The haunting shot is from a minute-long sequence focusing on Emily, played by Zoe Levin, a young girl who spends most of her time yearning for someone to care for her. This search for love has resulted in her offering up sexual favours, in the hope that someone stays around after the act is finished. However, with a reputation that precedes her, some of her male classmates use this to their advantage. To them, she exists only as an object.


Before the aforementioned sequence reaches its disturbing culmination, Coppola carefully includes details that emphasise Emily’s innocence, depicted in the shot selected. Initially, we see a happy Emily wearing colourful rubber bracelets, swinging on a swing and cartwheeling. These all act as reminders that, while she’s engaging in adult behaviour (alcohol and sex), she’s still far from being an experienced adult.


Inevitably, playful shots turn sour. We see a close-up of her face, her joyful exterior has changed into something sadder, more lonesome. On its own, the shot establishes a connection between character and audience. Without any verbal communication, this single shot, one notably filmed at eye-level, accentuates Emily's state of mind.
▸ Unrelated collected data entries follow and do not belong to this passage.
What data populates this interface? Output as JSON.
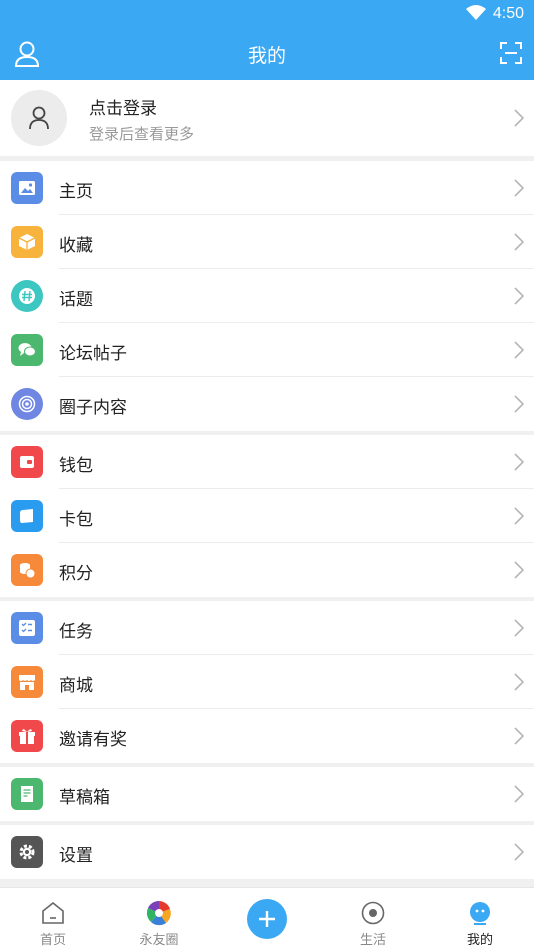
{
  "status_bar": {
    "time": "4:50"
  },
  "app_bar": {
    "title": "我的"
  },
  "login": {
    "name": "点击登录",
    "subtitle": "登录后查看更多"
  },
  "menu_groups": [
    [
      {
        "label": "主页",
        "icon": "image-icon",
        "color": "#5b8de6"
      },
      {
        "label": "收藏",
        "icon": "box-icon",
        "color": "#f7b33b"
      },
      {
        "label": "话题",
        "icon": "hashtag-icon",
        "color": "#3cc7c0"
      },
      {
        "label": "论坛帖子",
        "icon": "chat-icon",
        "color": "#4cb86f"
      },
      {
        "label": "圈子内容",
        "icon": "circle-icon",
        "color": "#6f86e3"
      }
    ],
    [
      {
        "label": "钱包",
        "icon": "wallet-icon",
        "color": "#f0484b"
      },
      {
        "label": "卡包",
        "icon": "card-icon",
        "color": "#2a9cf0"
      },
      {
        "label": "积分",
        "icon": "coins-icon",
        "color": "#f78a3a"
      }
    ],
    [
      {
        "label": "任务",
        "icon": "task-list-icon",
        "color": "#5b8de6"
      },
      {
        "label": "商城",
        "icon": "store-icon",
        "color": "#f78a3a"
      },
      {
        "label": "邀请有奖",
        "icon": "gift-icon",
        "color": "#f0484b"
      }
    ],
    [
      {
        "label": "草稿箱",
        "icon": "draft-icon",
        "color": "#4cb86f"
      }
    ],
    [
      {
        "label": "设置",
        "icon": "gear-icon",
        "color": "#555555"
      }
    ]
  ],
  "tab_bar": {
    "tabs": [
      {
        "label": "首页",
        "icon": "home-icon"
      },
      {
        "label": "永友圈",
        "icon": "circle-logo-icon"
      },
      {
        "label": "",
        "icon": "plus-icon"
      },
      {
        "label": "生活",
        "icon": "life-icon"
      },
      {
        "label": "我的",
        "icon": "profile-icon",
        "active": true
      }
    ]
  },
  "colors": {
    "primary": "#3aa8f2",
    "text": "#222222",
    "secondary": "#9a9a9a"
  }
}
It forces the viewer to be there, with her, in the moment; to feel what she feels, even if only temporarily.


This close-up is then accompanied by narration, detailing her experience of sexual assault. Indeed, while this shot of Emily may look ordinary in passing, with context, one barely dares to meet her piercing eyes. Emily's facial expression, besides establishing an intimate connection with the viewer, evokes feelings of guilt. Her condemnatory and disappointing eyes meet ours. Is she judging her abuser, whom the camera is a stand-in for? Or us, the viewers, for simply letting these things happen in the first place?


It is well known that, in film, there is a history of eagerness to objectify and sexualise girls and women, even during scenes of sexual violence. Coppola’s decision to not exploit Emily elevates the cinematic material, this gaze proves to be more startling than something more explicit. As Emily looks straight into the camera, there’s a real sense of intimacy established, as if viewers are offered a secret - one of Emily's inner feelings about her assault - before anyone else.


Throughout the film, Fred, her abuser, is portrayed as impulsive; the underlying proposition is that it’s only a matter of time before he eventually goes too far. In crossing this line, he supplants an appealing dream with ugly reality. The sense of unease is only heightened by Fred’s narration; he calmly talks through his version of the events with seemingly no regret, only a self-conviction that he and his friends did nothing wrong. Emily's feelings clearly differ from this and so, through this shot, she's able to convey them without being reduced to flesh for others - characters, the camera and the viewer - to hungrily savour.

Composing dreamy shots of Emily to the score of Fred’s harrowing narration masterfully creates an extreme and immediate contradiction for viewers to decipher. It's a reminder that often what unsettles us is not necessarily visually horrifying, but hidden beneath a charming surface - it’s right in front of us, hiding in plain sight and seamlessly blending into the crowd.